Thames Tributary Wandle - The Bourne - Smitham

Thames Tributary Wandle.
The Bourne, the Wandle tributary, flows through this area, underground, roughly on the line of the Brighton Road.

Post to the west Coulsdon
Post to the north Reedham


Brighton Road
The track through Smitham, then called Smitham Bottom, was turnpiked in 1803. By 1820 40 coaches a day were going through.
Methodist Church. By Gordon & Gunton. Gothic church in flint and stone, with chequered gable and a tower

Byron Avenue
Named after Edward Byron who lived at Coulsdon Court

Cearn Way
Charles Cearn bought Coulsdon Court when Byron died and developed it as a golf course. The line of the road was the tradesman’s entrance.

Coulsdon Road

Coulsdon Court Road
This was on the line of the main drive to Coulsdon Court.
Coulsdon Court.

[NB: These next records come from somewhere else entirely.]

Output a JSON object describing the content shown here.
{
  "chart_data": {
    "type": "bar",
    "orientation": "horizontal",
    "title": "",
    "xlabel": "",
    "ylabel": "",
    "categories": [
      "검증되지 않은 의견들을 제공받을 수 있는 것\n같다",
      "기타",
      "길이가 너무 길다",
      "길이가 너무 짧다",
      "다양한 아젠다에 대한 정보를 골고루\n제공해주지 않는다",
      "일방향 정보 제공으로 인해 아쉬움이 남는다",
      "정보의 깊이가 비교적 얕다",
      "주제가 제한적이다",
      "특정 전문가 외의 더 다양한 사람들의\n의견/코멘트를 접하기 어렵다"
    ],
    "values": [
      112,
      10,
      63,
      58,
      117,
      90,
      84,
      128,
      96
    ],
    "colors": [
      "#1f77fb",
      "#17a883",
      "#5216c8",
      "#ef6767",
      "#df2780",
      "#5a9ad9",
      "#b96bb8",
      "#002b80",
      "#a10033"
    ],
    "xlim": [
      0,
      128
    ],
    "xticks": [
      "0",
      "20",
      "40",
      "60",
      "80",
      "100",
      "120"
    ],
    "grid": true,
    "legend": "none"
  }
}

Built by the Byron family in the 1850s on the site of Hartley House. When Edward Byron died in 1922 it was sold and bought by the Cearn family, and it was laid out as a golf course by Harry Colt and then leased to Croydon Council for a municipal golf course. Coulsdon Court Golf Club was formed in 1938. The first golf buggies in England were used there.
Coulsdon Manor Hotel – in what was Coulsdon Court

Hartley Down
Named for Hartley House which stood on the Coulsdon Court site

Hartley Farm Estate.
New Hartley farmhouse built 1850, now a private house. It was a dairy farm until 1921

Marlpit Lane
Halls maintained a trading depot here from 1923

Petersfield
This was named like this as farmland – part of ‘Old Peter’s Threescore Acres’

Railway Lines
The line to Tattenham Corner from Purley runs parallel to the Brighton Line and then turns west from Smitham Station crossing the Brighton road and up the Chipstead Valley.

Smitham Bottom
In 1331 this was recorded a ‘Smefheden’ 1331, but by 1588 it was ‘Smythden Bottom’ 1588 which means 'smooth valley'.

Station Approach
Site of Coulsdon North Station. Opened in December 1899 by the London Brighton and South Coast Railway. Its original name was ‘Stoat’s Nest’ and it replaced an earlier Stoat’s Nest Station, which was further north. The Entrance was on the east side of Station Approach off the Brighton Road There was a bad rail crash here in 110 and in 1911 it was renamed ‘Coulsdon and Smitham Downs’. In 1923 called ‘Coulsdon West’ and month later ‘Coulsdon North’. It had been built both as a terminus and a through station and changed little. When the Brighton Line was reconfigured it was surplus, with two other stations nearby and it was closed in 1983. The Coulsdon by-pass now runs through the site but the footbridge remains.

Stoats Nest Road
Stoats Nest Quarry owned by Halls.

Stoats Nest Village
Laid out for ex-service men 1919 and instigated by Edward Byron of Coulsdon Court

Ullswater Trading Estate
Site of Halls lime works. The Hall family had been active in the Croydon area as coal and lime merchants since the 18th. In the mid-1860s they leased an area of land in Coulsdon and transferred their lime burning works here in 1864 from Redhill. They also quarried for chalk here and had a trade in flints also. The works had its own internal railway system. Experiments were carried out on a gas fired kiln in 1865. One kiln was known as Mrs.Maybrick following a murder. Priest kilns and hydrating plant installed in 1937

Windermere Road
Smitham Station. Opened 1st January 1904. Between Reedham and Woodmansterne South on Southern Trains. No station houses just a wooden building on the down side and a sort of shelter on the up side in Southern Railway ‘country’ style. It took three years to build it and open it. It was only opened because it was required under the act and the requirements of the trustees of John Benjamin Smith.